# Acting as Agent for Non-Resident Landlord



## bauble (7 Oct 2010)

Hi 

A family member moved abroad in Jan 2009 and has been renting his house out since the middle of 2008. The tenant has not withheld 20% of the rent. He would rather avoid causing hassle for the tenant so has asked me to act as agent. As I understand I receive the rent (100%) and can pass this full rental over to him but I file a tax return under self assessment rules for the rental income. 

My question is, do I essentially file the tax return as if it was my rental property? As he is currently still ordinarily resident in Ireland he will be filing a tax return himself on his worldwide earnings but I am assuming he would not include the rental income on his return in that instance?

Also, can I only be nominated as agent from the time the tenant starts paying the rent into my bank account or can I assume I’ve been agent for 2010?

Thanks


----------



## T McGibney (7 Oct 2010)

bauble said:


> Hi
> 
> A family member moved abroad in Jan 2009 and has been renting his house out since the middle of 2008. The tenant has not withheld 20% of the rent. He would rather avoid causing hassle for the tenant so has asked me to act as agent. As I understand I receive the rent (100%) and can pass this full rental over to him but I file a tax return under self assessment rules for the rental income.
> 
> ...



This arrangement shouldn't really affect your own tax affairs in any way. 

Once you are nominated as a collection agent (ie your family member registers you as such with Revenue) a separate PPS number will be issued to them. 

It is ultimately this person's responsibility to file returns under that number. You will only become accountable for same in the event that they neglect their responsibilities by failing to file a return or failing to pay tax bills.

There is no need for you to physically receive the rent payments or to have anything to do with collecting it.

I don't know if this answers your questions but feel free to post more questions if you feel like it. To be honest, you shouldn't have to worry about this, and your family member should really be taking responsibility for all the admin issues arising, especially as you have done them a favour of allowing yourself to be nominated as collection agent. If they're not 100% sure of their tax compliance responsibilities, you should insist that they engage appropriate professional advice on these responsibilities, as a means of protecting you. This is because it is you who will be picking up the pieces if the arrangement goes pear-shaped.


----------



## bauble (12 Oct 2010)

T McGibney said:


> Once you are nominated as a collection agent (ie your family member registers you as such with Revenue) a separate PPS number will be issued to them.
> 
> It is ultimately this person's responsibility to file returns under that number. You will only become accountable for same in the event that they neglect their responsibilities by failing to file a return or failing to pay tax bills.



Hi,

Thanks for your reply. So, to clarify, the family member nominates me as agent but they still file the tax returns? This sounds different to what I've gathered from revenue.ie?

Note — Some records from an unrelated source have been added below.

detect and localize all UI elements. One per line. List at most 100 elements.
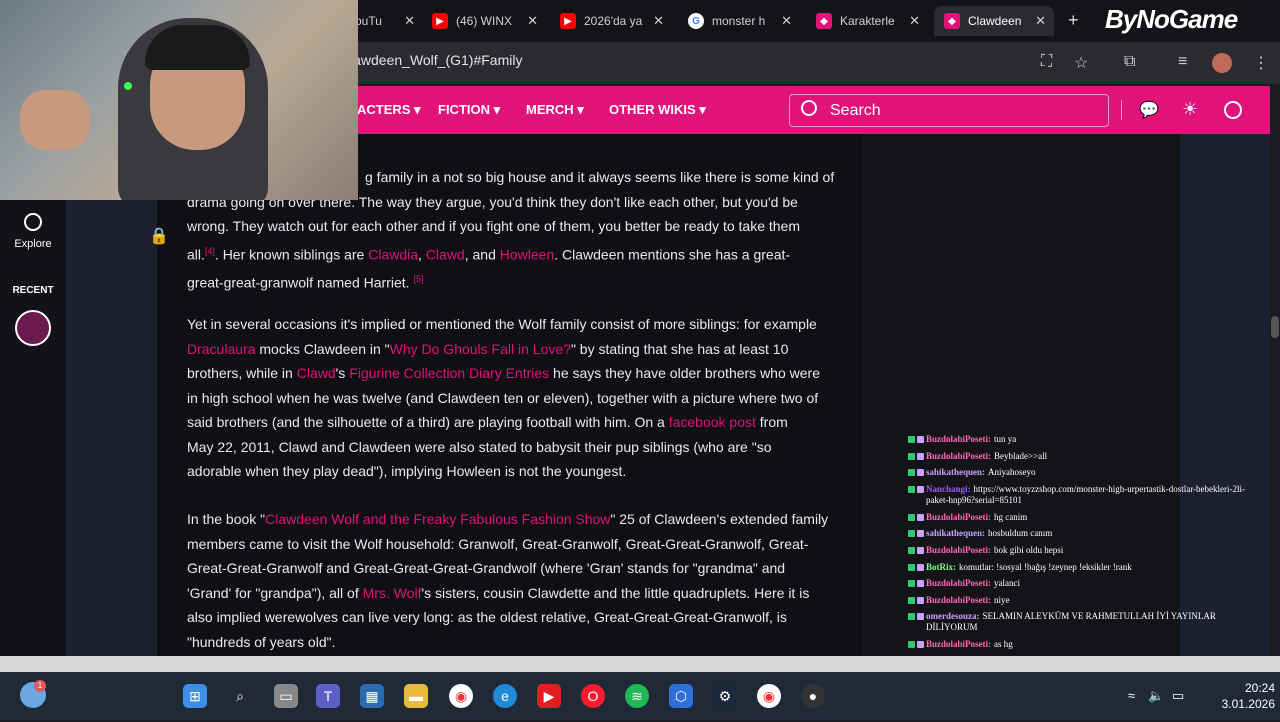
text: ,	[418, 246, 422, 263]
taskbar-clock[interactable]: 20:24 3.01.2026	[1195, 680, 1275, 712]
clock-date: 3.01.2026	[1221, 697, 1275, 711]
weather-badge: 1	[34, 680, 46, 692]
edge-icon[interactable]: e	[493, 684, 517, 708]
tab-youtube-2[interactable]: ▶ (46) WINX ✕	[432, 8, 538, 34]
lock-icon[interactable]: 🔒	[149, 226, 169, 246]
tab-youtube-1[interactable]: ouTu ✕	[355, 8, 415, 34]
chat-username: BotRix:	[926, 561, 956, 572]
media-icon[interactable]: ≡	[1178, 53, 1187, 71]
theme-toggle-icon[interactable]: ☀	[1182, 99, 1198, 120]
steam-icon[interactable]: ⚙	[713, 684, 737, 708]
user-icon[interactable]	[1224, 101, 1242, 119]
tab-label: Karakterle	[840, 14, 895, 28]
start-icon[interactable]: ⊞	[183, 684, 207, 708]
badge-icon	[917, 641, 924, 649]
nav-characters[interactable]: ACTERS ▾	[357, 102, 421, 118]
explore-label[interactable]: Explore	[0, 238, 66, 250]
text-line: also implied werewolves can live very lo…	[187, 609, 787, 625]
badge-icon	[908, 596, 915, 604]
recent-label: RECENT	[12, 285, 54, 296]
url-text[interactable]: lawdeen_Wolf_(G1)#Family	[350, 52, 522, 68]
link-facebook-post[interactable]: facebook post	[669, 414, 756, 430]
tab-fandom-1[interactable]: ◆ Karakterle ✕	[816, 8, 920, 34]
discussions-icon[interactable]: 💬	[1139, 100, 1159, 120]
badge-icon	[917, 513, 924, 521]
link-clawd[interactable]: Clawd	[426, 246, 465, 262]
link-howleen[interactable]: Howleen	[500, 246, 554, 262]
link-clawdia[interactable]: Clawdia	[368, 246, 418, 262]
task-view-icon[interactable]: ▭	[274, 684, 298, 708]
compass-icon[interactable]	[24, 213, 42, 231]
text-line: in high school when he was twelve (and C…	[187, 389, 819, 406]
new-tab-button[interactable]: +	[1068, 10, 1079, 31]
badge-icon	[917, 436, 924, 443]
badge-icon	[917, 580, 924, 588]
link-mrs-wolf[interactable]: Mrs. Wolf	[363, 585, 422, 601]
chat-text: komutlar: !sosyal !bağış !zeynep !eksikl…	[959, 561, 1132, 572]
citation-link[interactable]: [4]	[205, 246, 215, 256]
tab-google[interactable]: G monster h ✕	[688, 8, 792, 34]
text: 's	[335, 365, 346, 381]
article-paragraph-3: In the book "Clawdeen Wolf and the Freak…	[187, 507, 852, 654]
chat-text: https://www.toyzzshop.com/monster-high-u…	[926, 483, 1246, 505]
app-icon[interactable]: ⬡	[669, 684, 693, 708]
text: 's sisters, cousin Clawdette and the lit…	[421, 584, 810, 601]
file-explorer-icon[interactable]: ▬	[404, 684, 428, 708]
close-icon[interactable]: ✕	[404, 13, 415, 29]
battery-icon[interactable]: ▭	[1172, 688, 1184, 704]
chat-username: BuzdolabiPoseti:	[926, 594, 992, 605]
close-icon[interactable]: ✕	[653, 13, 664, 29]
text: said brothers (and the silhouette of a t…	[187, 414, 665, 430]
spotify-icon[interactable]: ≋	[625, 684, 649, 708]
obs-icon[interactable]: ●	[801, 684, 825, 708]
nav-other-wikis[interactable]: OTHER WIKIS ▾	[609, 102, 706, 118]
link-figurine-diary[interactable]: Figurine Collection Diary Entries	[349, 365, 549, 381]
media-player-icon[interactable]: ▶	[537, 684, 561, 708]
close-icon[interactable]: ✕	[909, 13, 920, 29]
badge-icon	[908, 546, 915, 554]
text-line: adorable when they play dead"), implying…	[187, 463, 627, 479]
fandom-icon: ◆	[816, 13, 832, 29]
chat-message: BuzdolabiPoseti: Beyblade>>all	[908, 451, 1280, 468]
nav-merch[interactable]: MERCH ▾	[526, 102, 584, 118]
fandom-icon: ◆	[944, 13, 960, 29]
chat-text: niye	[994, 594, 1010, 605]
menu-kebab-icon[interactable]: ⋮	[1253, 53, 1269, 73]
extensions-icon[interactable]: ⧉	[1124, 53, 1135, 71]
close-icon[interactable]: ✕	[781, 13, 792, 29]
link-fashion-show-book[interactable]: Clawdeen Wolf and the Freaky Fabulous Fa…	[265, 511, 610, 527]
badge-icon	[908, 580, 915, 588]
chat-message: BuzdolabiPoseti: hg canim	[908, 512, 1280, 529]
badge-icon	[908, 469, 915, 477]
webcam-overlay	[0, 0, 358, 200]
chrome-icon[interactable]: ◉	[449, 684, 473, 708]
link-why-do-ghouls-fall-in-love[interactable]: Why Do Ghouls Fall in Love?	[390, 341, 571, 357]
opera-icon[interactable]: O	[581, 684, 605, 708]
close-icon[interactable]: ✕	[1035, 13, 1046, 29]
tab-label: monster h	[712, 14, 766, 28]
store-icon[interactable]: ▦	[360, 684, 384, 708]
recent-wiki-avatar[interactable]	[15, 310, 51, 346]
tab-youtube-3[interactable]: ▶ 2026'da ya ✕	[560, 8, 664, 34]
link-clawd[interactable]: Clawd	[297, 365, 336, 381]
search-icon[interactable]: ⌕	[228, 684, 252, 708]
chat-username: sahikathequen:	[926, 467, 986, 478]
wifi-icon[interactable]: ≈	[1128, 688, 1135, 703]
bookmark-star-icon[interactable]: ☆	[1074, 53, 1088, 73]
chat-text: yalanci	[994, 578, 1021, 589]
translate-icon[interactable]: ⛶	[1041, 53, 1052, 71]
article-paragraph-2: Yet in several occasions it's implied or…	[187, 312, 852, 484]
horizontal-scrollbar[interactable]	[0, 656, 1280, 672]
citation-link[interactable]: [5]	[413, 274, 423, 284]
tab-fandom-active[interactable]: ◆ Clawdeen ✕	[934, 6, 1054, 36]
badge-icon	[917, 452, 924, 460]
badge-icon	[908, 452, 915, 460]
volume-icon[interactable]: 🔈	[1148, 688, 1164, 704]
nav-fiction[interactable]: FICTION ▾	[438, 102, 500, 118]
left-rail	[0, 200, 66, 656]
teams-icon[interactable]: T	[316, 684, 340, 708]
close-icon[interactable]: ✕	[527, 13, 538, 29]
profile-avatar[interactable]	[1212, 53, 1232, 73]
chrome-active-icon[interactable]: ◉	[757, 684, 781, 708]
link-draculaura[interactable]: Draculaura	[187, 341, 255, 357]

From Revenue.ie A Revenue Guide to Rental Income - IT 70
_Where an agent resident in the State, is appointed by the non-resident landlord to manage the property and the agent is collecting the rents, the rents must be paid gross to the agent. The agent is then chargeable to tax on the rents as Collection Agent for the landlord and is required to submit an annual tax return and account for the tax due under Self Assessment. Leaflet IT10 Guide to Self Assessment* provides more detailed information._


----------



## T McGibney (12 Oct 2010)

I think you may be misreading IT70. Note the phrase "_...and the agent is collecting the rents...".  _

As I pointed out earlier _"There is no need for you to physically receive the rent payments or to have anything to do with collecting it." _

If you want to involve yourself in this, feel free, but the simpler option from your viewpoint is the one I outlined earlier.


----------



## bauble (12 Oct 2010)

Ok thanks!


----------



## paddytt (23 Jan 2011)

T McGibney said:


> Once you are nominated as a collection agent (ie your family member registers you as such with Revenue) a separate PPS number will be issued to them.


 
I am planning to register my mother as my collection agent.  I already have a PPS number - will i [we] be issued another new one when I register her?

many thanks

paddytt


----------



## Bronte (24 Jan 2011)

Bauble just you collect rent and act as 'agent' by looking after the property but let the owner take care of the taxes.  All the owner has to do is file a tax return with the rental income and this should have nothing to do with you.  

I presume the owner will be paying you for your services.


----------



## T McGibney (24 Jan 2011)

paddytt said:


> I am planning to register my mother as my collection agent.  I already have a PPS number - will i [we] be issued another new one when I register her?
> 
> many thanks
> 
> paddytt



Yes


----------